Intent that only lives in a .intent file is advisory , a good intention a diff can quietly break. Intent that runs is load-bearing: it blocks the forbidden action when the software actually executes. compileGuard turns an intent into exactly that , a guard you drop into your application. Deterministic, no AI, and browser-safe (@skillstech/intentlang/core), so the same guard runs in a Node service or a browser app.

Two things an intent declares are deterministically enforceable at runtime, and the guard compiles both.

Secrets never leak

Every field the intent declares secret , a Secret / Password / Token type, a pii / sensitive data element, or a secret-looking name , the guard will mask.

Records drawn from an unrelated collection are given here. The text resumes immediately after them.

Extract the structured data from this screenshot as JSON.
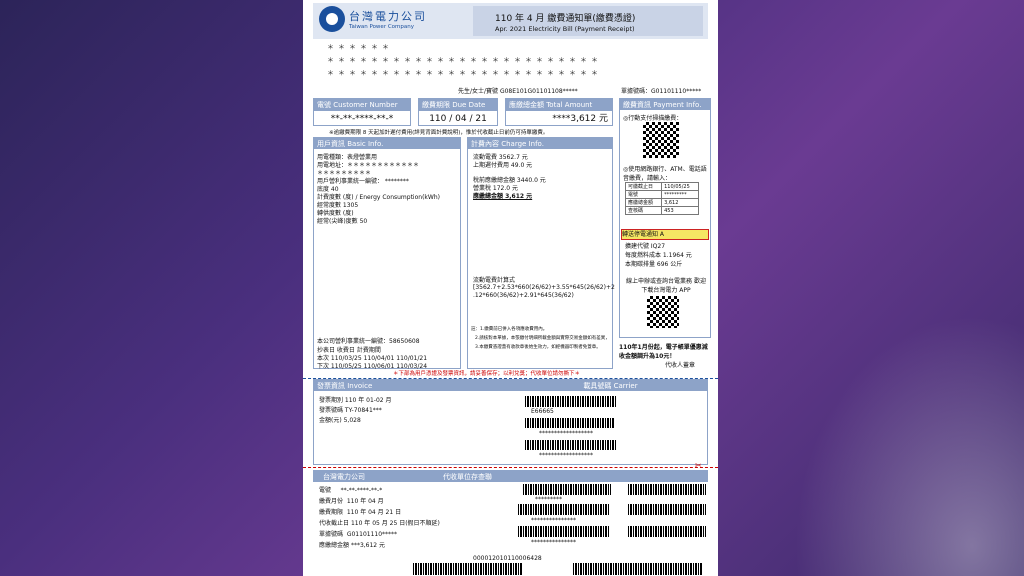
{
  "company": {
    "name_zh": "台灣電力公司",
    "name_en": "Taiwan Power Company"
  },
  "header": {
    "line1": "110 年  4 月      繳費通知單(繳費憑證)",
    "line2": "Apr. 2021 Electricity Bill (Payment Receipt)"
  },
  "stars_row1": "＊＊＊＊＊＊",
  "stars_row2": "＊＊＊＊＊＊＊＊＊＊＊＊＊＊＊＊＊＊＊＊＊＊＊＊＊",
  "stars_row3": "＊＊＊＊＊＊＊＊＊＊＊＊＊＊＊＊＊＊＊＊＊＊＊＊＊",
  "customer_line": "先生/女士/寶號   G08E101G01101108*****",
  "bill_no": "單據號碼：G01101110*****",
  "top_fields": {
    "account_label": "電號 Customer Number",
    "account_value": "**-**-****-**-*",
    "due_label": "繳費期限 Due Date",
    "due_value": "110 / 04 / 21",
    "total_label": "應繳總金額 Total Amount",
    "total_value": "****3,612 元"
  },
  "notice": "※逾繳費期限 8 天起加計遲付費用(詳見背面計費說明)，惟於代收截止日前仍可持單繳費。",
  "basic": {
    "title": "用戶資訊 Basic Info.",
    "rows": [
      "用電種類：表燈營業用",
      "用電地址：＊＊＊＊＊＊＊＊＊＊＊＊",
      "＊＊＊＊＊＊＊＊＊",
      "用戶營利事業統一編號：    ********",
      "底度                               40",
      "計費度數 (度) / Energy Consumption(kWh)",
      "  經常度數                        1305",
      "轉供度數 (度)",
      "  經常(尖峰)度數                    50"
    ],
    "tax_id": "本公司營利事業統一編號：58650608",
    "table_head": "        抄表日      收費日      計費期間",
    "table_r1": "本次   110/03/25   110/04/01   110/01/21",
    "table_r2": "下次   110/05/25   110/06/01   110/03/24"
  },
  "charge": {
    "title": "計費內容 Charge Info.",
    "rows": [
      "流動電費                 3562.7 元",
      "上期遲付費用                 49.0 元",
      "稅前應繳總金額           3440.0 元",
      "營業稅                    172.0 元",
      "應繳總金額                3,612 元"
    ],
    "formula_title": "流動電費計算式",
    "formula": [
      "[3562.7+2.53*660(26/62)+3.55*645(26/62)+2",
      ".12*660(36/62)+2.91*645(36/62)"
    ],
    "notes": [
      "註：1.繳費前已併入各項應收費用內。",
      "2.請核對本單據，本張繳付明細所載金額與實際交易金額如有差異，",
      "3.本繳費憑證蓋有收款章後始生效力，如經機器印製者免蓋章。"
    ]
  },
  "payment": {
    "title": "繳費資訊 Payment Info.",
    "mobile": "◎行動支付掃描繳費：",
    "bank": "◎使用網路銀行、ATM、電話語音繳費，請輸入：",
    "table": [
      [
        "可繳截止日",
        "110/05/25"
      ],
      [
        "電號",
        "*********"
      ],
      [
        "應繳總金額",
        "3,612"
      ],
      [
        "查核碼",
        "453"
      ]
    ],
    "highlight": "轉送停電通知      A",
    "r1": "擴建代號               IQ27",
    "r2": "每度燃料成本       1.1964 元",
    "r3": "本期碳排量           696 公斤",
    "app": "線上申辦或查詢台電業務 歡迎下載台灣電力 APP",
    "promo": "110年1月份起，電子帳單優惠減收金額調升為10元！",
    "stamp": "代收人蓋章"
  },
  "warning_red": "＊下部為用戶憑證及發票資訊，請妥善保存；以利兌獎；代收單位請勿撕下＊",
  "invoice": {
    "title": "發票資訊 Invoice",
    "carrier": "載具號碼 Carrier",
    "rows": [
      "發票期別      110 年 01-02 月",
      "發票號碼      TY-70841***",
      "金額(元)      5,028"
    ],
    "code1": "E66665",
    "stars": "******************"
  },
  "stub": {
    "title": "代收單位存查聯",
    "rows": [
      [
        "電號",
        "**-**-****-**-*"
      ],
      [
        "繳費月份",
        "110 年 04 月"
      ],
      [
        "繳費期限",
        "110 年 04 月 21 日"
      ],
      [
        "代收截止日",
        "110 年 05 月 25 日(假日不順延)"
      ],
      [
        "單據號碼",
        "G01101110*****"
      ],
      [
        "應繳總金額",
        "***3,612 元"
      ]
    ],
    "bottom_code": "000012010110006428",
    "stars_a": "*********",
    "stars_b": "***************"
  }
}
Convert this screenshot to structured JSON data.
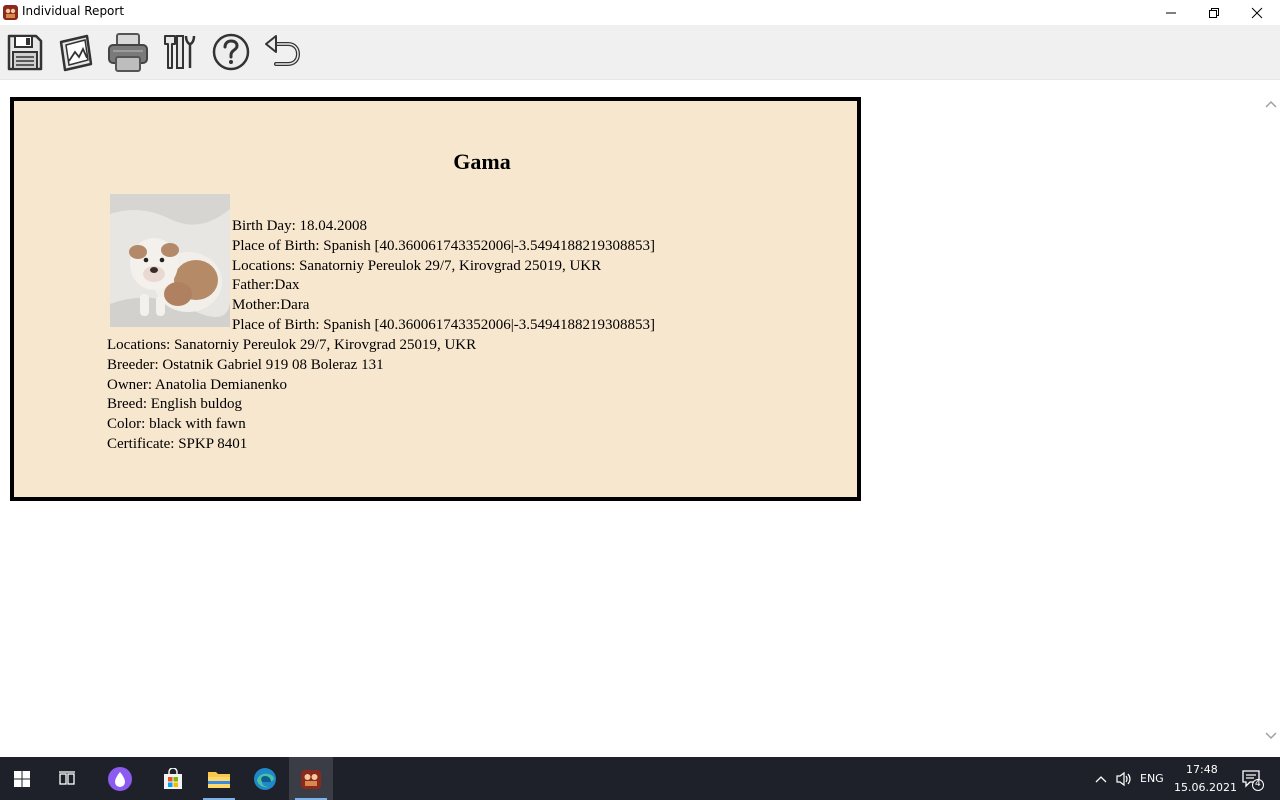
{
  "window": {
    "title": "Individual Report",
    "buttons": [
      "minimize",
      "restore",
      "close"
    ]
  },
  "toolbar": {
    "buttons": [
      {
        "name": "save",
        "icon": "floppy-disk-icon"
      },
      {
        "name": "picture",
        "icon": "picture-icon"
      },
      {
        "name": "print",
        "icon": "printer-icon"
      },
      {
        "name": "settings",
        "icon": "tools-icon"
      },
      {
        "name": "help",
        "icon": "question-icon"
      },
      {
        "name": "back",
        "icon": "undo-arrow-icon"
      }
    ]
  },
  "report": {
    "name": "Gama",
    "photo_alt": "english bulldog puppy",
    "lines_beside_photo": [
      "Birth Day: 18.04.2008",
      "Place of Birth: Spanish [40.360061743352006|-3.5494188219308853]",
      "Locations: Sanatorniy Pereulok 29/7, Kirovgrad 25019, UKR",
      "Father:Dax",
      "Mother:Dara",
      "Place of Birth: Spanish [40.360061743352006|-3.5494188219308853]"
    ],
    "lines_below": [
      "Locations: Sanatorniy Pereulok 29/7, Kirovgrad 25019, UKR",
      "Breeder: Ostatnik Gabriel 919 08 Boleraz 131",
      "Owner: Anatolia Demianenko",
      "Breed: English buldog",
      "Color: black with fawn",
      "Certificate: SPKP 8401"
    ],
    "background_color": "#f8e7cf",
    "border_color": "#000000"
  },
  "taskbar": {
    "items": [
      "start-icon",
      "task-view-icon",
      "alice-icon",
      "store-icon",
      "file-explorer-icon",
      "edge-icon",
      "report-app-icon"
    ],
    "tray": {
      "language": "ENG",
      "time": "17:48",
      "date": "15.06.2021",
      "notifications": "4"
    }
  },
  "colors": {
    "taskbar": "#1e2129",
    "toolbar": "#f0f0f0"
  }
}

Wrap a logger or a response with redact and the secret cannot reach it:

import { compileGuard } from "@skillstech/intentlang/core";

const guard = compileGuard(intentSource);

logger.info("charging", guard.redact({ amount, paymentToken }));
// -> { amount: 50, paymentToken: "[redacted]" }   (deeply, through nested objects and arrays)

That is the never-rule "never expose the payment token in logs" enforced , not hoped.

Decisions become a hard gate

A decision is already executable; the guard makes it a production gate. assertAllowed runs the declared rules and throws if the intent denies the action:

try {
  guard.assertAllowed("RefundDecision", { amount, approved });
  await issueRefund();
} catch (e) {
  if (e.code === "INTENT_GUARD_DENIED") return reject(e.result); // the intent said no
  throw e;
}

The intent's rules , not a comment, not a code review , decide at runtime. By default the guard treats results like Deny, Blocked, Refuse, Reject, Escalate, NeedsReview as a block; pass denyResults to state the blocking results explicitly:

compileGuard(intentSource, { denyResults: ["Deny", "NeedsReview"] });

Preview what a guard enforces

intent guard <file> shows what the compiled guard would do , which fields it redacts and which decisions it gates , so it can be reviewed and audited before it ships:

intent guard Refund.intent
#   redacts fields   paymentToken, ssn
#   enforces decisions RefundDecision

Honest scope

The guard enforces what is structurally enforceable: the secrets the intent declares, and the decisions the intent makes executable. It does not turn a free-text never-rule into a runtime check on its own , that still needs the rule expressed as a decision or a typed field. What it gives you is the part that can be made load-bearing, made load-bearing , so the highest-cost mistakes (a leaked secret, a forbidden action) are blocked by the intent itself, in production.